19-04-17
On the 24th of April, The National Agricultural Marketing Council (NAMC) hosted a Stakeholders Workshop in Centurion to give feedback on the feasibility study they had completed on behalf of the Department of Agriculture, Forestry and Fisheries.
The feasibility study mostly looked at the results from the Commercial Incubation Research Trial that was conducted over 3 years in the Western Cape, Eastern Cape and Kwazulu-Natal, coordinated by Dr Thandeka Kunene of House of Hemp and permitted by the Department of Health.
As Hemporium had participated in the trial through our farming partner, Rapula Farming, as well as participating in the Hemp Feasibility Study we were invited to hear the results. Due to the restrictive nature of the trial regulations, and the limits of only 2 hectares per site for testing, there was limited data for the NAMC to work with.
The original aim of the trial was to prove the commercial viability of hemp in South Africa, but as Rapula was not allowed to process any of the materials harvested on the site, and for year 2 and 3 did not receive any of the processed material back for market development, it was practically impossible to prove commercial viability.
The NAMC presented 3 scenarios for the data collected:
Scenario 1: Looking at the balance sheet of each site, it would show that each site made a loss during the trial and hemp is not feasible in South Africa.
Scenario 2: Removing the extra trial costs such as fencing, workshops, excessive and expensive THC tests, the trial would have broken even.
Scenario 3: Looking at yields and applying international prices for wholesale seeds, stalks and flowers harvested from the trial, and there would be profit after the 3 years.
There were also considerations to be made including the lack of economies of scale, the challenges of having multiple varieties to trial, and the process around growing some plants for fibre, some for seeds, and some for biomass.
We commented that we felt that the trial conditions were way too restrictive to ever prove commercial viability on an industrial level, and that South Africa needs to move from agronomy research to participatory research, which is what the Canadians did nearly 20 years ago. Participatory research means that farmers log every single activity from permit application, site location, variety planted, all agronomy data, harvest yields etc., and then submit that to the Government researchers so that the industry can be streamlined and developed.

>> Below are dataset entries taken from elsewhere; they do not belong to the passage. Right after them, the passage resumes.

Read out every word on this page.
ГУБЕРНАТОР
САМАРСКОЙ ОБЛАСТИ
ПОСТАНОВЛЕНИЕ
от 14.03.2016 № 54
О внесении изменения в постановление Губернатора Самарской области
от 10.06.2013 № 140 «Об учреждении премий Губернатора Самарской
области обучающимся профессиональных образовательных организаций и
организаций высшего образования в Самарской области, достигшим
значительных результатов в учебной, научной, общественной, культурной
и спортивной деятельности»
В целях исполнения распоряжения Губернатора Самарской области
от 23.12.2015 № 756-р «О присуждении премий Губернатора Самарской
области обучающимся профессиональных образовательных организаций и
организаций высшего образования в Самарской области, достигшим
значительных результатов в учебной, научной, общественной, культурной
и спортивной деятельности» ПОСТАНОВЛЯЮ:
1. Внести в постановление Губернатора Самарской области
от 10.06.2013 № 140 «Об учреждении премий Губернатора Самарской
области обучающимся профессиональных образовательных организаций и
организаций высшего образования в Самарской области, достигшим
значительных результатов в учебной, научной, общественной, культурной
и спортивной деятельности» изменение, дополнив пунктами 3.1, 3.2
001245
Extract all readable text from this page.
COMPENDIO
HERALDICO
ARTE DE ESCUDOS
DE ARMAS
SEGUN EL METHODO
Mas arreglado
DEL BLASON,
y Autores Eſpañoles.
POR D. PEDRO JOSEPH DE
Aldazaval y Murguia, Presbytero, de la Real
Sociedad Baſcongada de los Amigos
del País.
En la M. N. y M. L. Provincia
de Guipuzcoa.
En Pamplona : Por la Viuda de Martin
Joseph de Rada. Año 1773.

Canada is now growing close to 70000 hectares of hemp while South Africa has still stagnated in research and have fallen way behind countries that started research at the same time or later than us, such as Australia, New Zealand, Canada and the UK.
The debate at the workshop got quite heated at times as the frustration of various stakeholders who believe that this industry is being unnecessarily held up and that opportunities are being lost became evident, but the general tone was one of looking forward on how we can propel industrial hemp in a commercial and sustainable industry in South Africa. It was advised that the industry formed an association to speak together to the government, and plans are in place for this to happen.

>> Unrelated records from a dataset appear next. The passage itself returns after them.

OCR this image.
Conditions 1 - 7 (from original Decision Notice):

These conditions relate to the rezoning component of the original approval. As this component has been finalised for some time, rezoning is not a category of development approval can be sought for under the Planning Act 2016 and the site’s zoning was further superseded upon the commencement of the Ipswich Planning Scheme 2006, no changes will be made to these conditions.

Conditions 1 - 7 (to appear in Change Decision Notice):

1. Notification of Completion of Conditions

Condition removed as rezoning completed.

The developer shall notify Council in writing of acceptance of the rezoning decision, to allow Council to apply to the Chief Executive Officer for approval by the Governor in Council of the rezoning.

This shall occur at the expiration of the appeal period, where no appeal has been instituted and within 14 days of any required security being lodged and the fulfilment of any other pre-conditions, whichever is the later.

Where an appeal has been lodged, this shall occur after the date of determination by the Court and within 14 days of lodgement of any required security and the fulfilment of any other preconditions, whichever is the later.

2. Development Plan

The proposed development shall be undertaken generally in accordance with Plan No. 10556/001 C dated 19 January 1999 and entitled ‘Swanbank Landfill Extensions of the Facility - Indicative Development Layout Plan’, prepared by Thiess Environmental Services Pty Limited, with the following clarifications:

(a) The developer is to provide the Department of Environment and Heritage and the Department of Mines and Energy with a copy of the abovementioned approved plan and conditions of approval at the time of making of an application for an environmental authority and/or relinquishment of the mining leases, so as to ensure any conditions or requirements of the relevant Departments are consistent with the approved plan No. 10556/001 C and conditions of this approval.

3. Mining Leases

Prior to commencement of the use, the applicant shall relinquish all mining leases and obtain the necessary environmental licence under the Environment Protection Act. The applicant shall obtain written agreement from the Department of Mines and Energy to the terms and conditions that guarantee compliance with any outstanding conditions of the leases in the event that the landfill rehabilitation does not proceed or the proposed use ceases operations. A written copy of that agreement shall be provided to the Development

While we are excited to see the renewed interest in hemp, we too are eager to see this research deadlock broken and to see farmers and communities being able to grow hemp locally so that we as Hemporium can support local farmers and industries instead of China, Canada, France and the UK where our raw materials currently come from.
We thank the NAMC and DAFF for their efforts so far, and are committed to working together to see a hemp industry in South Africa become a reality.